Method developed by UChicago researchers could help explain how transport properties emerge from quantum effects in materials like solar cells and superconductors

Peer-Reviewed Publication

University of Chicago

A new computational approach developed at the University of Chicago promises to shed light on some of the world’s most puzzling materials—from high-temperature superconductors to solar cell semiconductors—by uniting two long-divided scientific perspectives.

“For decades, chemists and physicists have used very different lenses to look at materials. What we’ve done now is create a rigorous way to bring those perspectives together,” said senior author Laura Gagliardi, Richard and Kathy Leventhal Professor in the Department of Chemistry and the Pritzker School of Molecular Engineering. “This gives us a new toolkit to understand and eventually design materials with extraordinary properties.”

When it comes to solids, physicists usually think in terms of broad, repeating band structures, while chemists focus on the local behavior of electrons in specific molecules or fragments. But many important materials—such as organic semiconductors, metal–organic frameworks, and strongly correlated oxides—don’t fit neatly into either picture. In these materials, electrons are often thought of as hopping between repeating fragments rather than being distributed across the material. 

“Accurately describing electrons on individual fragments is possible, but then you lose the global picture of how charges move across a material,” explained Daniel King, co-first author of the paper. “Our approach squares that circle: you model the local fragments, but also capture how electrons hop between them.”
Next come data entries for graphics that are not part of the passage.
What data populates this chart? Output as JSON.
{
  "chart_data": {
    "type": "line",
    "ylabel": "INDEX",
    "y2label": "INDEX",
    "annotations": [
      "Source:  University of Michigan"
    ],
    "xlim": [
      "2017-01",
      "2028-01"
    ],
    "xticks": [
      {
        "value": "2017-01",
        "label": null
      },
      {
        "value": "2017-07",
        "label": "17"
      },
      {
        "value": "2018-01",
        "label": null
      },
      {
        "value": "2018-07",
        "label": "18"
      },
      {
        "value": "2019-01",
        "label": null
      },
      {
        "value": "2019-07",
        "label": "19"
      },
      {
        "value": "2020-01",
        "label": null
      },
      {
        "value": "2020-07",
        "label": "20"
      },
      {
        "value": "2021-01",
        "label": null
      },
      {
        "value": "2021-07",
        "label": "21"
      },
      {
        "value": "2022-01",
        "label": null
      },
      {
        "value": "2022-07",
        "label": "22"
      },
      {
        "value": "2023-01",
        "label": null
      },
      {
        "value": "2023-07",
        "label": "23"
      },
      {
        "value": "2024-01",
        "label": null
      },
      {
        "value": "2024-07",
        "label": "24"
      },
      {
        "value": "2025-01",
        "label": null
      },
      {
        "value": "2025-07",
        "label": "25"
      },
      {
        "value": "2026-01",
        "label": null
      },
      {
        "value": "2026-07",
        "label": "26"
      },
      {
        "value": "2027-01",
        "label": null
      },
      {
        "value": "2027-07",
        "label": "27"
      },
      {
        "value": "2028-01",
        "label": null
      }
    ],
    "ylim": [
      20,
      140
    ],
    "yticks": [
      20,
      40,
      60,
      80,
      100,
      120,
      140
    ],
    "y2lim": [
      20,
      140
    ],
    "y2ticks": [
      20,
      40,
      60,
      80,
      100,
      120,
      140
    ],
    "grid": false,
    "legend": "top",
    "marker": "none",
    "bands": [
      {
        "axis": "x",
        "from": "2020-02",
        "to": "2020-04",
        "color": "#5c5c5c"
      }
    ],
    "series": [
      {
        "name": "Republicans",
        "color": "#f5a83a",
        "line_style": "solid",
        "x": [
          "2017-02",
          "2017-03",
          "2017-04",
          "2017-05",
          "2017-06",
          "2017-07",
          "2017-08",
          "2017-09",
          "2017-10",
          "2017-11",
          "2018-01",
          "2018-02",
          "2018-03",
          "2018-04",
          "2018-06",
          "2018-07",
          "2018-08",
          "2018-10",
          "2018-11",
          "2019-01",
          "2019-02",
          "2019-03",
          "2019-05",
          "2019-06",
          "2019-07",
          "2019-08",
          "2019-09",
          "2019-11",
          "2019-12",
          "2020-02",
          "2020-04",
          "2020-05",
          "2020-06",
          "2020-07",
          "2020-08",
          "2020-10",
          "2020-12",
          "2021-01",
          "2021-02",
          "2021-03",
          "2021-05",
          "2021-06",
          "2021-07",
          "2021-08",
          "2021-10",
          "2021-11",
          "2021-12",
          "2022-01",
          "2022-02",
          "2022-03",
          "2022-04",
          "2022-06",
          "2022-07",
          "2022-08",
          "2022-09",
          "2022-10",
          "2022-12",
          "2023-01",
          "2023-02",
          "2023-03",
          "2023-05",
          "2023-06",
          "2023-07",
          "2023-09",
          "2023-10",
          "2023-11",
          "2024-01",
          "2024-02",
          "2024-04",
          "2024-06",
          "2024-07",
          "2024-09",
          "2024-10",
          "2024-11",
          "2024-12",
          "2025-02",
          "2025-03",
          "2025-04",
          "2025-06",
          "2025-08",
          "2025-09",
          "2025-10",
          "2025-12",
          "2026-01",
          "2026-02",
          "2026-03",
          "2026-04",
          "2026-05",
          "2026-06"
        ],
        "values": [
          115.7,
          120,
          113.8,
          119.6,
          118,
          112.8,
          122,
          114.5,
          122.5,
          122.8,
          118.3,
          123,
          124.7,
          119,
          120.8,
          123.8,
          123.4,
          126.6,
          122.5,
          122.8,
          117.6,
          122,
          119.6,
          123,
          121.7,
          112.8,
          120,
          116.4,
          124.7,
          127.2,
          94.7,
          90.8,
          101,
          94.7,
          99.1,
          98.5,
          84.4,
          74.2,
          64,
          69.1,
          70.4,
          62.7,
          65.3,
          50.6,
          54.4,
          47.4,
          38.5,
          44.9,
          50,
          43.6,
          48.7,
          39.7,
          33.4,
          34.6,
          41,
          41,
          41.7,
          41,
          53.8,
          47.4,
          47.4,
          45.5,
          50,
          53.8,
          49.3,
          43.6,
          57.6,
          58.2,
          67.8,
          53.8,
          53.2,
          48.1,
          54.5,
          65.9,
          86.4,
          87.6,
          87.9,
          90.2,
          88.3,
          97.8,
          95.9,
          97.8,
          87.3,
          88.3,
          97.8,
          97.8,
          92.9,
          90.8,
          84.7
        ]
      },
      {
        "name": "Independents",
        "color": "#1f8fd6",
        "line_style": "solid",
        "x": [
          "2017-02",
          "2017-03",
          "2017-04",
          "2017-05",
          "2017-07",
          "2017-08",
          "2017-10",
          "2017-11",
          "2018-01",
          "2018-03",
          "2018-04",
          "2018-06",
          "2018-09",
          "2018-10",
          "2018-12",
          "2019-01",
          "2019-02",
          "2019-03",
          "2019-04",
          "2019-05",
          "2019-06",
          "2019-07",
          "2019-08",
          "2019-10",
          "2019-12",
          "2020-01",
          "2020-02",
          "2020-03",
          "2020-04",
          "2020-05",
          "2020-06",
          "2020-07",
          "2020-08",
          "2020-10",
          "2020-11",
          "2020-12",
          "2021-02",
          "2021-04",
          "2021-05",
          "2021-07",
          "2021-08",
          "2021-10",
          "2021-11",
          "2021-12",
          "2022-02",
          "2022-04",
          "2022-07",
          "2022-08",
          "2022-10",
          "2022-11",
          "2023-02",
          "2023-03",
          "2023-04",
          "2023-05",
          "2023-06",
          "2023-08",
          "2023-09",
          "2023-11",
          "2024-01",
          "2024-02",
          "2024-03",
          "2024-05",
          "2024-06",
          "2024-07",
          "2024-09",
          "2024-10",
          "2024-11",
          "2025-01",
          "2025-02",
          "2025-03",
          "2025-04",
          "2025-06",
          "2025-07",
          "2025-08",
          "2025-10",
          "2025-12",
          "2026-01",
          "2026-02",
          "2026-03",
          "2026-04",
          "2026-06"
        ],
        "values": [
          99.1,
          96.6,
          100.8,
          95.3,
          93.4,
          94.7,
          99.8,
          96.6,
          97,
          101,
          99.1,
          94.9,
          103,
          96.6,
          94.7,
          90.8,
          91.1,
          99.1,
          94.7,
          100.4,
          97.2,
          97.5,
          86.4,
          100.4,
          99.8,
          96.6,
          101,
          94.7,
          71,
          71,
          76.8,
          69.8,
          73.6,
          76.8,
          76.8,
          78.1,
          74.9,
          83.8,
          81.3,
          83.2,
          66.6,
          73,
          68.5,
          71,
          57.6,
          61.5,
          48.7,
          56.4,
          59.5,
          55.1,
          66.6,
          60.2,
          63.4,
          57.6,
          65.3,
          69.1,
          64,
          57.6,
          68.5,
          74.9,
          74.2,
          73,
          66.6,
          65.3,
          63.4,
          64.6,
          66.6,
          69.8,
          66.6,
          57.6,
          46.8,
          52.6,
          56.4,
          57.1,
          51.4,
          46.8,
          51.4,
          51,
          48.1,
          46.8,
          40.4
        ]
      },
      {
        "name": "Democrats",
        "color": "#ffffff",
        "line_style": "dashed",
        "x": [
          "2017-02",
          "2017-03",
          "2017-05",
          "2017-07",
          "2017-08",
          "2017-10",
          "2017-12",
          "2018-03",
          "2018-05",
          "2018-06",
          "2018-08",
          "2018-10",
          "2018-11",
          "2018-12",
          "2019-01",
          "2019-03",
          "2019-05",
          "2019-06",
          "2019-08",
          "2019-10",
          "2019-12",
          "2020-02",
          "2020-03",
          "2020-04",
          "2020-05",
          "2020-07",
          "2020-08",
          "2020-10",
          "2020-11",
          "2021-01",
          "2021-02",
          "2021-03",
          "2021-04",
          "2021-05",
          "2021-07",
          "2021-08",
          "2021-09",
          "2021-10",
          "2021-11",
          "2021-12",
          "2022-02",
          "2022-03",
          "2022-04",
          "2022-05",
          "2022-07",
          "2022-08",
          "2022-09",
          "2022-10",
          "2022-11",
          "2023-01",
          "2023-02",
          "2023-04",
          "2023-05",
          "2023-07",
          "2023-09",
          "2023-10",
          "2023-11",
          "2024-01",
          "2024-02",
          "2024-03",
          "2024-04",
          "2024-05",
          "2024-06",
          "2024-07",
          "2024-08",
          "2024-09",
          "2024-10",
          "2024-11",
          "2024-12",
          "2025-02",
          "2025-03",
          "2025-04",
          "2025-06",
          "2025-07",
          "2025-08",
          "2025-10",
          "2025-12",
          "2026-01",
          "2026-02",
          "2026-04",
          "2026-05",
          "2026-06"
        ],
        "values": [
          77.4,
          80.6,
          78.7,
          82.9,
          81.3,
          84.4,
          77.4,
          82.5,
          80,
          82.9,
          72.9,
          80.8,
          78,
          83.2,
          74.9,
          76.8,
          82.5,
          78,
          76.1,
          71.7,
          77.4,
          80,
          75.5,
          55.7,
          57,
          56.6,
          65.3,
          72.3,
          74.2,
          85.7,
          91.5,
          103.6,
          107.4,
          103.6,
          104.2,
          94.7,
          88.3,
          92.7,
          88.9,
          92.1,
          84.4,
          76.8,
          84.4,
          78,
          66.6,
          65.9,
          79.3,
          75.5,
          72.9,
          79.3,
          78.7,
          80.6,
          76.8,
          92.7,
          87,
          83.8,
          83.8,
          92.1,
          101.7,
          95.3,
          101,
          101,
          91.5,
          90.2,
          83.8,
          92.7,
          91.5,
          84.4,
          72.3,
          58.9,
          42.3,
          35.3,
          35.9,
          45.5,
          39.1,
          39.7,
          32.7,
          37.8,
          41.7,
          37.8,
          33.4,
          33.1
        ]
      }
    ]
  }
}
The new method builds on a framework called the Localized Active Space (LAS) approach, originally developed by Research Assistant Professor Matthew Hermes. By extending it to periodic solids, the team has created a hybrid method that merges local quantum chemistry with global band theory.

To prove the method’s power, the researchers applied it to several challenging test cases. Hydrogen chains, for instance, have long been difficult to model: classic density-function theory methods misclassify these systems as metals, while more accurate approaches dictate that they should behave like insulators. The new LAS approach was able to correctly show how the electrons within hydrogen chains give it insulator properties. 
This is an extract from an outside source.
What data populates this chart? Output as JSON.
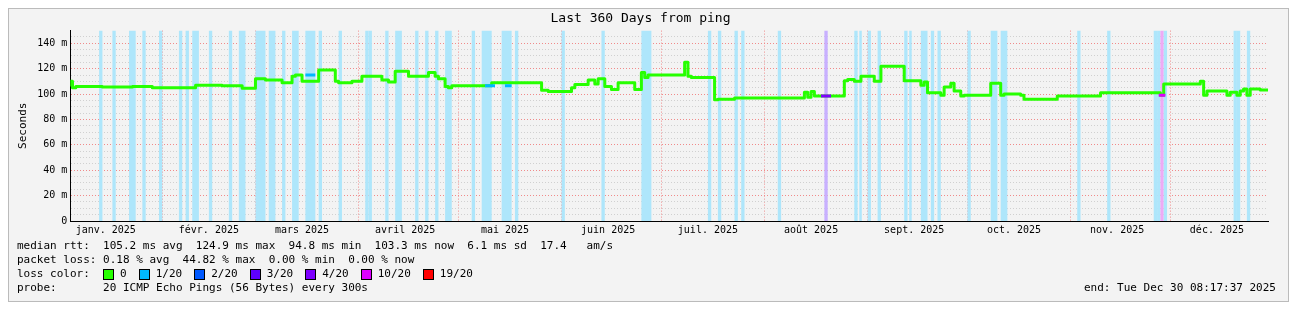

In another example, the team used LAS to simulate a p–n junction, the fundamental component of solar cells and computer chips. The method revealed how charges separate and move across the function when light hits them—a process that could be hard to capture before. 

“As a proof of principle, this is step one,” said Bhavnesh Jangid, a fourth-year graduate student in the Gagliardi Group and co-first author. “We showed that our method captures the right physics at high accuracy. There are now other advanced methods we’d like to integrate into the approach to keep improving it.”

The researchers envision their method as both a tool for understanding existing materials and, eventually, for designing new ones. “All materials are quantum mechanical at heart,” said King. “This is an elegant step toward really seeing how quantum mechanics drives the properties we use in everyday life.”

The new work, published in Nature Communications, was supported in part by Q-NEXT, a U.S. Department of Energy National Quantum Information Science Research Center that brings together the world’s leading quantum information researchers. The LAS method is available open-source from the Gagliardi Group and the team said they are continuing to refine it to make it accessible and easy to use for other researchers investigating quantum transport properties.